- Travel costs to apprentice with an expert in a food specialty (cheesemaking, heirloom fruit growing, CSA operations, etc.)
- Purchase of seeds or equipment related to producing a new crop or breed of livestock or a food important to the cultural traditions of native or immigrant communities.
- Sustainable projects at a farm such as transition to certified naturally grown, organic, or biodynamic.
- Development of an urban garden as a community development or educational program.
Even though I’d written the post from Utah, I wasn’t successful speaking with Slow Food Utah about the criteria or the grant winners but that post did cause a spike in readership amongst our own local slow food aficionados. That blog love was exciting enough but the conversations that began unfolding from there are still running.
Community Food Connections is a non-profit with a mission it is to grow strong communities, healthy food, healthy families and healthy farms. They are working to improve access to healthy food in underserved areas by increasing local production and expanding sales outlets. Their programs create jobs, support micro-enterprise development and build family self-sufficiency.
They have a successful record including developing nutrition services at farmers markets statewide, a Farm to School Program and the Downtown Phoenix Public Market. They’ve also developed the resources to bring the federal WIC and Seniors Farmers Market Nutrition Program to Arizona, as well as wireless point of sale terminals that can process food stamps at open-air markets.
It’s enriched me to get to know these folks and learn about their crucial work but I was honored when they asked me to assist them in the development of a micro-lending program to nurture and support our local food community. Based upon a small IDA grant and administered through a local credit union, Community Food Connections will be making microloans to local entrepreneurs who are developing products and ideas for our community food landscape. This week, we’ll meet to create the first awards and I’m remarkably enthusiastic.

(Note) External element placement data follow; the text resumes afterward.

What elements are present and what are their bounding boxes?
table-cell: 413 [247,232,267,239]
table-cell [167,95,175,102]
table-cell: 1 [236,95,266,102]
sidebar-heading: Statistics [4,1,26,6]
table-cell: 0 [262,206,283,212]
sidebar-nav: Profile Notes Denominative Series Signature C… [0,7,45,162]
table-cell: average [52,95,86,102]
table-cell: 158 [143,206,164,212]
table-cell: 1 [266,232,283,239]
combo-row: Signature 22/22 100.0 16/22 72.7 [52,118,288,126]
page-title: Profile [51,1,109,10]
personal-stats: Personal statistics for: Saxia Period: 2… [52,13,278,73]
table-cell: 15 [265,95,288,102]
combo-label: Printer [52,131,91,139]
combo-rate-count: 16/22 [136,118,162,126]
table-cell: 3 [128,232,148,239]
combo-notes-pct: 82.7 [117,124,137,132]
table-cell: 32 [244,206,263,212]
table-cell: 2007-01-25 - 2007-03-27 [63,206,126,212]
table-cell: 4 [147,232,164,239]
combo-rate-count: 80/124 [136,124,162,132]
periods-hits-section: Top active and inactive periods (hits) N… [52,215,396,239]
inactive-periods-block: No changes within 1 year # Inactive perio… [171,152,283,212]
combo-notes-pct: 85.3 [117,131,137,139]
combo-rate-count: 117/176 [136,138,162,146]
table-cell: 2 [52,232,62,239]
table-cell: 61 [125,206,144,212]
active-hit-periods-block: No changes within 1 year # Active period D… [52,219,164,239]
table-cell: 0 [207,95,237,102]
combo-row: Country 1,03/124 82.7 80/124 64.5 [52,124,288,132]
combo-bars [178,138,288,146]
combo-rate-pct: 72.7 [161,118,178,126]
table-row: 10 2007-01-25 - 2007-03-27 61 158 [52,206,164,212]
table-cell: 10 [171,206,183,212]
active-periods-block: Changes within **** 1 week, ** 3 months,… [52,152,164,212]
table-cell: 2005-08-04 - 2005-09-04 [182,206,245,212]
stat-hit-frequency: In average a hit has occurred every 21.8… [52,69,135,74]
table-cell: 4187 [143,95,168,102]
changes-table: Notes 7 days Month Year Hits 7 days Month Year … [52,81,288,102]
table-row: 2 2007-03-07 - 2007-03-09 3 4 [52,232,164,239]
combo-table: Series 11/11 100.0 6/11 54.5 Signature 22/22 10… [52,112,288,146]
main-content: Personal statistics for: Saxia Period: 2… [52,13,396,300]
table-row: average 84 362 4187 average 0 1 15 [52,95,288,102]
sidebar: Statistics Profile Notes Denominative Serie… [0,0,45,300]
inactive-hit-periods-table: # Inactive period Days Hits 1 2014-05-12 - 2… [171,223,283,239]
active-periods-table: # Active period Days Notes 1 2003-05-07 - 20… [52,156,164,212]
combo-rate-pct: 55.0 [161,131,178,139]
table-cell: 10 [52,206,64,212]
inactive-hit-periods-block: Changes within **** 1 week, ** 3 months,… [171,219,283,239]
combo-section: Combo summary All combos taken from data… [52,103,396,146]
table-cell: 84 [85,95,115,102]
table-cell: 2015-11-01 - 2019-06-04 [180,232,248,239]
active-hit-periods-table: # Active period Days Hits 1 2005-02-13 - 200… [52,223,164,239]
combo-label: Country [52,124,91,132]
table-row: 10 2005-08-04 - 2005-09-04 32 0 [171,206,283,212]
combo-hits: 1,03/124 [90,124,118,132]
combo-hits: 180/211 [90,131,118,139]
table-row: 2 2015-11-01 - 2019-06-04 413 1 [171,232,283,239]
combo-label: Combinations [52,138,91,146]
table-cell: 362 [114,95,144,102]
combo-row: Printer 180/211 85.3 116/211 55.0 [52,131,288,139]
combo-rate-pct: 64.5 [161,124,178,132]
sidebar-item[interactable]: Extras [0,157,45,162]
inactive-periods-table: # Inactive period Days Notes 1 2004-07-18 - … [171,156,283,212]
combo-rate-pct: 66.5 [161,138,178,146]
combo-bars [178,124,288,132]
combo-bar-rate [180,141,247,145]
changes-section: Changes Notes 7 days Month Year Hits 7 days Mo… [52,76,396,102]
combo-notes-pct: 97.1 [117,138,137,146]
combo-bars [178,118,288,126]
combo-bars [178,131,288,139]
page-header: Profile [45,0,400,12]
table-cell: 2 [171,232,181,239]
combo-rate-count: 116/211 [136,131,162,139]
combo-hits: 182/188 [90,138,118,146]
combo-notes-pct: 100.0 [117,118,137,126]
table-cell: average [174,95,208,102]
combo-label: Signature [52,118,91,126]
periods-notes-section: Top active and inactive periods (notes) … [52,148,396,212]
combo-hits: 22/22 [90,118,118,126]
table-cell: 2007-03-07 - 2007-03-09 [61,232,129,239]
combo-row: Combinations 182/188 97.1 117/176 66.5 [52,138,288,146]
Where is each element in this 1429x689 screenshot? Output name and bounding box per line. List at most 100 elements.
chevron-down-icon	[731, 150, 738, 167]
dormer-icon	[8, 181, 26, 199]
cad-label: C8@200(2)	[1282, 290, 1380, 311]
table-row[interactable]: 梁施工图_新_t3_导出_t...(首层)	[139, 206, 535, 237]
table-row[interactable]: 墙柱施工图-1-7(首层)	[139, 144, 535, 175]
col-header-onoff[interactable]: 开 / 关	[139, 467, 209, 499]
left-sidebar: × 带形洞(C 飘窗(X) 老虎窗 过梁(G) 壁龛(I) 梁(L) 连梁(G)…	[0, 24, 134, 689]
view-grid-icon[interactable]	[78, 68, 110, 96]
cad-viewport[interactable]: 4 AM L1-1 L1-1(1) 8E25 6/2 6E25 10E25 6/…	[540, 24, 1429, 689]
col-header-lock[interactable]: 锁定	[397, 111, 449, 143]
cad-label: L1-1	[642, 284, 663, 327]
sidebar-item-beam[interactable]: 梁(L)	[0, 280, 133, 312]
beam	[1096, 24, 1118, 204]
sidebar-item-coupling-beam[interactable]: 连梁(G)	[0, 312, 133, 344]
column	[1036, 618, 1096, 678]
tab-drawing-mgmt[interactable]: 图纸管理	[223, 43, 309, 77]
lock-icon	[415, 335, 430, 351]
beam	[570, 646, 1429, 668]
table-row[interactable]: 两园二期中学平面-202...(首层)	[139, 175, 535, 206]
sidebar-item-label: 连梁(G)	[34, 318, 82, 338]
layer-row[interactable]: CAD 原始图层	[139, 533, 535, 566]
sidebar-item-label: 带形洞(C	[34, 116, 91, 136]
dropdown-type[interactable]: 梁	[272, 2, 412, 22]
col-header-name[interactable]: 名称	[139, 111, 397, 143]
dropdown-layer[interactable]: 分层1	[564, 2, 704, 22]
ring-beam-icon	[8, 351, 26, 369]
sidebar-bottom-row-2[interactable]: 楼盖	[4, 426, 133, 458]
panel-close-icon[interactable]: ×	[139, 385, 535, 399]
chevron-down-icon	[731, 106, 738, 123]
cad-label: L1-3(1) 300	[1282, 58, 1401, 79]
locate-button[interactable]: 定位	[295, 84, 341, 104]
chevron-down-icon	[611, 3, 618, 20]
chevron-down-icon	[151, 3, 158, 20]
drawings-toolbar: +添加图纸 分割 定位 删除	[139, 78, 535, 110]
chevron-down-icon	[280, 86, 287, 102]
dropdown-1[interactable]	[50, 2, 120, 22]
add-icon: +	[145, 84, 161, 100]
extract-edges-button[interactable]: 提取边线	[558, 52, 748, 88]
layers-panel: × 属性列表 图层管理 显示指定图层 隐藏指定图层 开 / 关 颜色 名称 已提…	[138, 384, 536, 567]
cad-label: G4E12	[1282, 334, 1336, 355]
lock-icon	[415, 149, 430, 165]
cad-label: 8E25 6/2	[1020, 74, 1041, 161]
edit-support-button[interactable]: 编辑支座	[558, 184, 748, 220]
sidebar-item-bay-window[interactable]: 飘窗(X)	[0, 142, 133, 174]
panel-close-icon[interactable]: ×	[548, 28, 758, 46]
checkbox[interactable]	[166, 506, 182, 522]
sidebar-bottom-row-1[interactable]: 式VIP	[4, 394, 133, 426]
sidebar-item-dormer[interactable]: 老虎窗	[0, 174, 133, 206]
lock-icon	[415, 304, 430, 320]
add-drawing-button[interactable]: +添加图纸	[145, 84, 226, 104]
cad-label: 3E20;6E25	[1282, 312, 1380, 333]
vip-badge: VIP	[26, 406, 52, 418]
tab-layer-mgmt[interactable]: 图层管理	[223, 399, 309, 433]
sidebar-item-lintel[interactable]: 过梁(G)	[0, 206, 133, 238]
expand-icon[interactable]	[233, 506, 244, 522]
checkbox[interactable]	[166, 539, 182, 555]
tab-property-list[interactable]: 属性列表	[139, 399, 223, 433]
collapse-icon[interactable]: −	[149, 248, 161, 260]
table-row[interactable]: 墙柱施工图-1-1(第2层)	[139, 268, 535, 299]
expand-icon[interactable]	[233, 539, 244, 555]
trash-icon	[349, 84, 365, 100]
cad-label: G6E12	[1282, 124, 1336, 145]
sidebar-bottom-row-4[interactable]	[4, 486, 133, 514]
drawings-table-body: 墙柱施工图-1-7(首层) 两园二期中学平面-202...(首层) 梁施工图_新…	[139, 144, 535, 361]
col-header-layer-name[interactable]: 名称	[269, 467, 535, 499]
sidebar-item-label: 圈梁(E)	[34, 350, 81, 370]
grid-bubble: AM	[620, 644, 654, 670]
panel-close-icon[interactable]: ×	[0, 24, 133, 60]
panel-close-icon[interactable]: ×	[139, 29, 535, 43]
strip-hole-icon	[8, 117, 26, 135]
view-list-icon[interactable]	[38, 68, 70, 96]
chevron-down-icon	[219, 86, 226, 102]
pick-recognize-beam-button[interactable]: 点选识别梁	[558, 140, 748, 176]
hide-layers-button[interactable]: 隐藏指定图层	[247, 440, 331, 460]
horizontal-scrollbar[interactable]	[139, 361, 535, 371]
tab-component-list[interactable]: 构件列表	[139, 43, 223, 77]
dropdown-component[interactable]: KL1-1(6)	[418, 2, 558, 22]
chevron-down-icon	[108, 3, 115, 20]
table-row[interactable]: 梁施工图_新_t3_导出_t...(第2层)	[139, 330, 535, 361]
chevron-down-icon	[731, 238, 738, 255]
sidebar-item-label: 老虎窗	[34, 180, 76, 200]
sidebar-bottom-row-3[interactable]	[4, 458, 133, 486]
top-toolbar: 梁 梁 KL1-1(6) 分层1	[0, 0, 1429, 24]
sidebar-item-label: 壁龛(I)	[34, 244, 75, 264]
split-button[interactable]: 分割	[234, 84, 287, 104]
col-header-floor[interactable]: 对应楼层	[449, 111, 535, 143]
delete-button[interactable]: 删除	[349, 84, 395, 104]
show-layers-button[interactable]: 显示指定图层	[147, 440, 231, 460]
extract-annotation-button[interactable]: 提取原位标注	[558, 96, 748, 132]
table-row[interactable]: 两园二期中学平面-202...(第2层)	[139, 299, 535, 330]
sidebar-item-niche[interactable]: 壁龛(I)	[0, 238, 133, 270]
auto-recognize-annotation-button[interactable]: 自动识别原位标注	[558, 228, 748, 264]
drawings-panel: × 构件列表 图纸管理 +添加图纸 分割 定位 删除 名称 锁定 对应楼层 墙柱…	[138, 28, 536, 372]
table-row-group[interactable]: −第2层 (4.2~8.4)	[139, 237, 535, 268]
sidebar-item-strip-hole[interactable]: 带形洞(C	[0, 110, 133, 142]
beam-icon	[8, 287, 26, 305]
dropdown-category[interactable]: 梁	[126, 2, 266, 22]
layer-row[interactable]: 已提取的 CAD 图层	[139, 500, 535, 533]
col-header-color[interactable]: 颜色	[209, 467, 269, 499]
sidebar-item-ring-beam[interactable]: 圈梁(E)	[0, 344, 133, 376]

The notion of this award really cuts across several areas of interest for me. I love economic development work especially during a time when we’ve been hit so hard. Bringing resources to our local food economy is inspiring and the community development aspect holds a special place for me. Right now, I have no idea who the applicants are or who the loans will be awarded to but I can promise that I’m as excited now as they will be to find out that they’ve been selected. And this is just the first cycle.